Sie gehen also über den Strand, bleiben dann stehen, sehen sich an. Frank zieht sein Jacke aus, denn er ahnt, dass es wohl bald rund geht, komisch, dafür hat er ein Gespür.  Doch gerät er unversehens ins Grübeln. Wohin mit der Jacke? Nie im Leben würde er das gute Stück einfach so auf den siffigen Hundestrand werfen, in dessen Sand griechische Lausebengel tagsüber ihre Drüsensekrete schwitzen. Den Schlafanzug hatte ihm seine Mutter zur Beförderung geschenkt. Da fällt sein Blick auf Fraukes Brustspitzen, und er fragt sie: „Ist es okay, wenn ich meine Jacke bei dir aufhänge?“ Frauke, vom Typ her eher praktisch orientiert, will eigentlich direkt antworten „Klar, mach. Kein Problem.“ Doch heute, wo sie eh schon die Hitze hören kann, da sagt sie „Ja! Behäng mich!“. Mit zittrigen Fingern hängt Frank seine Jacke an Fraukes linken Nippel – und der kühle Nachtwind sorgte dafür, dass sie dort hängen bleibt. Wie Frauke da so halbseitig behangen steht bedauert Frank, dass er sich die Sache mit der Hose hat ausreden lassen, denn eine Brust wäre ja noch frei gewesen.

...von all dem hat Frauke übrigens nichts geschrieben, ich hab das Geschehen mal rekonstruiert, denn an der Stelle war mir die Geschichte doch etwas löchrig. Nun, wie auch immer.

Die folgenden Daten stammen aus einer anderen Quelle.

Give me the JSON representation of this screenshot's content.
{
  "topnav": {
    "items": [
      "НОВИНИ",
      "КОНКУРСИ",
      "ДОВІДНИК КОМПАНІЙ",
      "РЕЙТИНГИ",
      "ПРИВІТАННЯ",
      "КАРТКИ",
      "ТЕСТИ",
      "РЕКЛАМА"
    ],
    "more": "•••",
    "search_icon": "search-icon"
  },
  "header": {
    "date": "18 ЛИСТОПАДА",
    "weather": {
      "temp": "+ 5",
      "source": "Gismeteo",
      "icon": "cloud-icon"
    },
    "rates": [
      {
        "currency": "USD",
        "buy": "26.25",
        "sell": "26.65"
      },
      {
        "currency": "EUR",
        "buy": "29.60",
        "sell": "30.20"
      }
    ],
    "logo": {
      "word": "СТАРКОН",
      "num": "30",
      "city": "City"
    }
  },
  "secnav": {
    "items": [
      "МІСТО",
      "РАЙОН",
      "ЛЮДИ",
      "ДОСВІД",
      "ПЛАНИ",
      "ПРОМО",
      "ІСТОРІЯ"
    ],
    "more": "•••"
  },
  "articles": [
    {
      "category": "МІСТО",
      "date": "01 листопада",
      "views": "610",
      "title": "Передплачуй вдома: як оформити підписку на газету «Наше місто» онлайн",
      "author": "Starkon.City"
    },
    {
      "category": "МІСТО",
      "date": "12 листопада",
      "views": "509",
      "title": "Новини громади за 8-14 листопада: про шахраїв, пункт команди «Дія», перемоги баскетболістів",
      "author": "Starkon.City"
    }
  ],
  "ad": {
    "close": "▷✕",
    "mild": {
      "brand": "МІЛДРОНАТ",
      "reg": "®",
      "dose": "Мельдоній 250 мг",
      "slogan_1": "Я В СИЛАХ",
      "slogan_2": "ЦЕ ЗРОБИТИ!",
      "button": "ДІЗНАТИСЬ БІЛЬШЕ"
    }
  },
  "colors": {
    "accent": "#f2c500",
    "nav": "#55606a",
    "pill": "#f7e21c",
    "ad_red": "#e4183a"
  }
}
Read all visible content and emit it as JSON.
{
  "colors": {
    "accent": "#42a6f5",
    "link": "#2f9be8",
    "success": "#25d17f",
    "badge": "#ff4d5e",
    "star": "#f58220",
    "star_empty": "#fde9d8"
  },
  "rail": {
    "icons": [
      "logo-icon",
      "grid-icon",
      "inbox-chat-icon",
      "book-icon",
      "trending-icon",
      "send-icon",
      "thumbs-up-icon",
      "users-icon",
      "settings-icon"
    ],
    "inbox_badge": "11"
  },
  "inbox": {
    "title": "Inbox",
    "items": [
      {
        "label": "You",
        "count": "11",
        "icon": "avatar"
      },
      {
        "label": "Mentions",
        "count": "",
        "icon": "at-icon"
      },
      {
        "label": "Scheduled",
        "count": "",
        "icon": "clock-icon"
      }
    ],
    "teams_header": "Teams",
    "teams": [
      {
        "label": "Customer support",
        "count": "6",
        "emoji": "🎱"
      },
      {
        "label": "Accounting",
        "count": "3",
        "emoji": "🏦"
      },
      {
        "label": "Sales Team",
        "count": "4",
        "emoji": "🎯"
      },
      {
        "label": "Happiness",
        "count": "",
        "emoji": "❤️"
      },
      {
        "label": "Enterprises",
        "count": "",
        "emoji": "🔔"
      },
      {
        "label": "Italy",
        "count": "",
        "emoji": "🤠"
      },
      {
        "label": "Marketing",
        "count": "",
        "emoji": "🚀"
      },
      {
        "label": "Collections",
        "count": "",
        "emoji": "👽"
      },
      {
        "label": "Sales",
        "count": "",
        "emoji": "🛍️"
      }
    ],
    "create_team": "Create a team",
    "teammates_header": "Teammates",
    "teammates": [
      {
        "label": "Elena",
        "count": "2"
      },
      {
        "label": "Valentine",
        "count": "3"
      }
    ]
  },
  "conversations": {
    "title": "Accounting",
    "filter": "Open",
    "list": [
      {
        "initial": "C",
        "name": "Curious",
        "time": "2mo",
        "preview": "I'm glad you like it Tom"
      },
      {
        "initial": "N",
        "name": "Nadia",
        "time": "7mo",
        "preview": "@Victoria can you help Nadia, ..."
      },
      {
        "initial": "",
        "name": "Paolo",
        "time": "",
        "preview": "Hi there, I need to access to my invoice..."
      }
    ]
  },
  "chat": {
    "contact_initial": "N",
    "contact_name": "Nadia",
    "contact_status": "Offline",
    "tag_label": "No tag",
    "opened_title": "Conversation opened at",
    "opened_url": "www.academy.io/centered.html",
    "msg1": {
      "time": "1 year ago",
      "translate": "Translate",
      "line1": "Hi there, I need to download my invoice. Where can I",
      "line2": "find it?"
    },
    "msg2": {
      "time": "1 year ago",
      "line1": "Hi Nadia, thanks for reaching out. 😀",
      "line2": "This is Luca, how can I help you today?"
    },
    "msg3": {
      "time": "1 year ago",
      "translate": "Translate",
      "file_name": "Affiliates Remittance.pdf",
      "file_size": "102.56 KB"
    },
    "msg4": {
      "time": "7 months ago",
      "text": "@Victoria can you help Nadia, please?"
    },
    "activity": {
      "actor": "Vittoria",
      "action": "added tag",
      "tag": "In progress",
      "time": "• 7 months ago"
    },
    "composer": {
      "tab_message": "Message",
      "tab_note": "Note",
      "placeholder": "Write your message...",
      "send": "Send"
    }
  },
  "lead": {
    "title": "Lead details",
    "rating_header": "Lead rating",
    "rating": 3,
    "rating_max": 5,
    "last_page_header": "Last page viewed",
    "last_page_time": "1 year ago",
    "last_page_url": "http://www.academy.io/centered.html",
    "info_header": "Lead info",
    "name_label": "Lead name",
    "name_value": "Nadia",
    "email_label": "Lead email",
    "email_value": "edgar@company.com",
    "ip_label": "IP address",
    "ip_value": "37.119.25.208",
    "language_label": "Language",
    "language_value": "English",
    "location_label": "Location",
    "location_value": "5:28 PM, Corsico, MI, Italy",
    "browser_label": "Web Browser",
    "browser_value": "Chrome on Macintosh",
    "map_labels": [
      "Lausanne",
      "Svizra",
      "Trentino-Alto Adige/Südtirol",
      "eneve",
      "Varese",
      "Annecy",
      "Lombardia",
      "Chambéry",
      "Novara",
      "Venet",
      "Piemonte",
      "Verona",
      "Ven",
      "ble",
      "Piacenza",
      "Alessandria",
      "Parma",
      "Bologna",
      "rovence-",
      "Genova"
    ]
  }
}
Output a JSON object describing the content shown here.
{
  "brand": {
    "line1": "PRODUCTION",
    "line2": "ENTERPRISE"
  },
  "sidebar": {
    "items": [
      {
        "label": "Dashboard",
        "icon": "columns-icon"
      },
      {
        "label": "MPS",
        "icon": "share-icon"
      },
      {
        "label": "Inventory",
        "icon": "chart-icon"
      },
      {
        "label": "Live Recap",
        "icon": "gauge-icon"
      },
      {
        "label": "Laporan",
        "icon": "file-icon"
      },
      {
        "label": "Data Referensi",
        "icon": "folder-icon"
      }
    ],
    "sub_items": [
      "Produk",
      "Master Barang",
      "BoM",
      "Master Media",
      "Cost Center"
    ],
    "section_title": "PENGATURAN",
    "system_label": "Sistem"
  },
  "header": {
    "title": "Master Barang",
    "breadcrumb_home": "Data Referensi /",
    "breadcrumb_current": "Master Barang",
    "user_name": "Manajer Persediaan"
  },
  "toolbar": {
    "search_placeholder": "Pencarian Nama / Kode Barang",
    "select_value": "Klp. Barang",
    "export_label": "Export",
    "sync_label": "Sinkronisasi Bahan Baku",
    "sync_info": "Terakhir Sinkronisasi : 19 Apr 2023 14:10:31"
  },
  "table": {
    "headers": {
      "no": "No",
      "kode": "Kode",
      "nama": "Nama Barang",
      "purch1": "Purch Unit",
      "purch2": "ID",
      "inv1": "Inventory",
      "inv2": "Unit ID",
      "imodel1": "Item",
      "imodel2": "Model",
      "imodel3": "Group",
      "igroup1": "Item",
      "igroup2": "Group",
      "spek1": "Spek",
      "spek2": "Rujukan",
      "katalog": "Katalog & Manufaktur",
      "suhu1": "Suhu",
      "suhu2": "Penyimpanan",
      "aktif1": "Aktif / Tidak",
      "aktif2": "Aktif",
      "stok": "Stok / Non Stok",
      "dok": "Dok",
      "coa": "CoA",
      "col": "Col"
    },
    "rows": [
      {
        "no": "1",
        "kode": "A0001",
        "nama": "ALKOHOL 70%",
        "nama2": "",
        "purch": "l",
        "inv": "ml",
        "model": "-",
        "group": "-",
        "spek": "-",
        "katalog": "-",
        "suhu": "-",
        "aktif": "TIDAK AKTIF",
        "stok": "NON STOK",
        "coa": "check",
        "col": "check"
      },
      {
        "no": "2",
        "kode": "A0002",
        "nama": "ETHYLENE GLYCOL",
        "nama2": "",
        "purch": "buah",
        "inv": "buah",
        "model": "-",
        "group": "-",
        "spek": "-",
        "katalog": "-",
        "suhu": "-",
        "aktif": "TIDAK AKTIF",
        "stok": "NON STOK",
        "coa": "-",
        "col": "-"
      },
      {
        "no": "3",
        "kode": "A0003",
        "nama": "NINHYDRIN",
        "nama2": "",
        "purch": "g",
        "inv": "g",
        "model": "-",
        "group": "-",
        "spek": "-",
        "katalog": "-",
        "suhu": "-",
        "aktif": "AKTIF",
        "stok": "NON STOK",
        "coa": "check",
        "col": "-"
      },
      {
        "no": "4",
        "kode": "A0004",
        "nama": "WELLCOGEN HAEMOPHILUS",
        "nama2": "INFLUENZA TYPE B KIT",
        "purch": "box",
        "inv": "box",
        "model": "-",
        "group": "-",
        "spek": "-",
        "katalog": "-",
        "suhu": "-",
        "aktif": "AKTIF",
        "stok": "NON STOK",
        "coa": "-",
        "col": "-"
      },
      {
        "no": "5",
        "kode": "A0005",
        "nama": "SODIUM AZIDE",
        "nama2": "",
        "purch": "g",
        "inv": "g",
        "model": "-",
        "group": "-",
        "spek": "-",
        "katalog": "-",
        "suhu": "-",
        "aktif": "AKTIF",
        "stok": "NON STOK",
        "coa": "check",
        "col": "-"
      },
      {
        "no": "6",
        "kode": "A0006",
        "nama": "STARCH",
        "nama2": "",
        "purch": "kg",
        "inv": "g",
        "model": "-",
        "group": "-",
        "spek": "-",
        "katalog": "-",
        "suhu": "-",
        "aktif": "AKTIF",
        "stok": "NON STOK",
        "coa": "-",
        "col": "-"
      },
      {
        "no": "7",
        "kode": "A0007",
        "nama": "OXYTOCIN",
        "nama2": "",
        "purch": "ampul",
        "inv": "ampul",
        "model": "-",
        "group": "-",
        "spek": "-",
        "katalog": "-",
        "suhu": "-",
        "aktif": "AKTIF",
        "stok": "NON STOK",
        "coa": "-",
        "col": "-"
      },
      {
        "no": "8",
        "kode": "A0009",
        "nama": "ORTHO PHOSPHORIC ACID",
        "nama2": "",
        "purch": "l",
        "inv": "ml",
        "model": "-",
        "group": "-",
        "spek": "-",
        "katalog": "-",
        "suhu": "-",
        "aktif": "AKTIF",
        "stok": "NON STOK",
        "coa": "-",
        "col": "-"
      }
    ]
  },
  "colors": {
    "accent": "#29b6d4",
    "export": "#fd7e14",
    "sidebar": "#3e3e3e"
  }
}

Frauke ist obviously on fire.

"Im schützenden Schatten eines Felsens ließen wir uns nieder", schreibt sie, und weiter, "wir ließen uns Zeit, streichelten einander und zögerten den Moment heraus, uns einander hinzugeben." Und nun wird Frauke botanisch: "Mein Schoß wurde wärmer, öffnete sich wie ein Blume." Hörthört! Dürfte dann ja wohl ein Nachtschattengewächs sein, das nun von Frank gepflückt werden will. Und siehe da, er tut es, denn Frauke spürt "seine Dralle Spitze an meiner Mitte...als ob er anklopfte." *knock-knock* Hallooooo!? Jemand zuhause!? ...dralle Spitze...meine Güte, man hat ja schon einiges gehört, aber dralle Spitze...nun sei's drum, Frank und Frauke tun es am Hundestrand, und nach einer Weile, so knapp 2,5 Minuten schätz ich, passiert, was passieren musste: "das Meer scheint lauter heranzurollen, der Vollmond für einen Moment heller zu werden" und "Dann trug mich der Rausch fort. Ich ließ meinen Mann alles tun, was er mit mir tun wollte." Das glaub ich nun allerdings nicht, denn von Playstation, Pizza Mykonos und einer Kiste Öttinger ist im Folgenden nicht die Rede. Stattdessen beschließt Frauke ihre Story mit dem Dialog

Warum wolltest du eigentlich immer in den Odenwald?“, fragte mich mein Mann irgendwann listig. „Wieso ich?“, entgegnete ich empört. „Du wolltest doch immer!“ - „Immer sollte man nie sagen“, sagte er. Und lachte.

Aha. Ich, also wir, die treuen Leserinnen der Frau Im Trend, sollen nun also glauben, dass ein Ehepaar, welches die vergangenen 10 Jahren lieber ständig in den verschissenen Odenwald gefahren ist anstatt EINMAL miteinander zu sprechen, das dieses offensichtlich kommunikationsgestörte, spießige und unflexible Paar es plötzlich nachts am Strand des Lybischen Meeres treibt wie Abiturienten auf Abschlußfahrt. Im Leben nicht! Man will uns doch hier für dumm verkaufen! Frauke! So nicht! Das gibt nen Leserbrief. So!